Democratic presidential nominee Joe Biden hit the campaign trail this morning, flying from his home state of Delaware to the battleground state of Ohio, where polls show a tight race between him and President Trump.
But before boarding the plane, Biden took a few questions from reporters, mostly related to the start of today’s confirmation hearings for Supreme Court nominee Amy Coney Barrett.
The Democratic presidential nominee was asked if Judge Barrett’s Catholic faith should be considered during the hearings. Biden, who is also Catholic, said her faith shouldn’t be questioned. But as he answered the question he brought up the 2012 Obama-Biden reelection campaign, where they took on Republican presidential nominee Mitt Romney and his vice presidential running mate Paul Ryan.
Except Biden couldn’t remember Romney’s name. Instead, he referred to him as the “senator who was a Mormon, the governor.” Watch (his answer starts at around the :20 mark):
JUST IN: Joe Biden on #AmyConeyBarrett: "Her faith should not be considered… You may remember I got in trouble when we were running against the senator who was a Mormon, the governor." pic.twitter.com/tjHOxxlGUr
— The Hill (@thehill) October 12, 2020
That’s just downright embarrassing, especially when you consider that Romney is not just some random senator who Biden is referencing:
Almost would give this a pass if we’re talking a nondescript Senator from X state.
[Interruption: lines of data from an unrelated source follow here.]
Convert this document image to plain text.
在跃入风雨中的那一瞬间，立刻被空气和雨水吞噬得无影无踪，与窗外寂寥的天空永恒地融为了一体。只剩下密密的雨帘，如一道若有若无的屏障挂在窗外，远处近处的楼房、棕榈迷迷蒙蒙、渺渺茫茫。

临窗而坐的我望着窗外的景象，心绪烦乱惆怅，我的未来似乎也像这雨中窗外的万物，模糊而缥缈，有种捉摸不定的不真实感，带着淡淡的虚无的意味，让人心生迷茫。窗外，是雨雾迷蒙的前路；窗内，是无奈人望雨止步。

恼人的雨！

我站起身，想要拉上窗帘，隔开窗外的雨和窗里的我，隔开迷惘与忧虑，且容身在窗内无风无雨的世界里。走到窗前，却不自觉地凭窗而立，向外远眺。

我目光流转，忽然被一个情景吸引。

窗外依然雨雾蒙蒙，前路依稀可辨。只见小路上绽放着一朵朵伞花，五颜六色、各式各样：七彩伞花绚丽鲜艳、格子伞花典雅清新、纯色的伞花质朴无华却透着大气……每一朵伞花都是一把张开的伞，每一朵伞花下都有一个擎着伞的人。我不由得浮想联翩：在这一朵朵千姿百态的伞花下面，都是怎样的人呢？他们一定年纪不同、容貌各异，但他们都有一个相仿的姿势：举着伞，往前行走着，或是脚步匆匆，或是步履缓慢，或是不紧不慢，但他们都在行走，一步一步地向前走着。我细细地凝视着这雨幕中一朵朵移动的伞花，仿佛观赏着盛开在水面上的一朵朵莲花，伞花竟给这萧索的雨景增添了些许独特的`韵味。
But this is Mitt Romney – the guy who ran against his former boss and him in 2012 and has been in the news consistently lately – particularly on Barrett. https://t.co/E5CGddwrJO
— Joe Concha (@JoeConchaTV) October 12, 2020
Even more annoying than Biden’s flub about Romney was his statement about ACB wanting “to get rid of the Affordable Care Act.” But she’s never said that, as Jim Geraghty points out here:
It will probably shock you to learn that Biden is wrong, and that Amy Coney Barrett has not said she wants to get rid of the Affordable Care Act. As Dan lays out here, Barrett wrote a book review in 2017 indicating she did not think much of Roberts’s reasoning in one of the ACA cases, and would probably have voted against treating the mandate as a tax.
On a related note, as of this writing, Biden has yet to answer as to whether or not he’d consider court-packing options should he defeat Trump next month.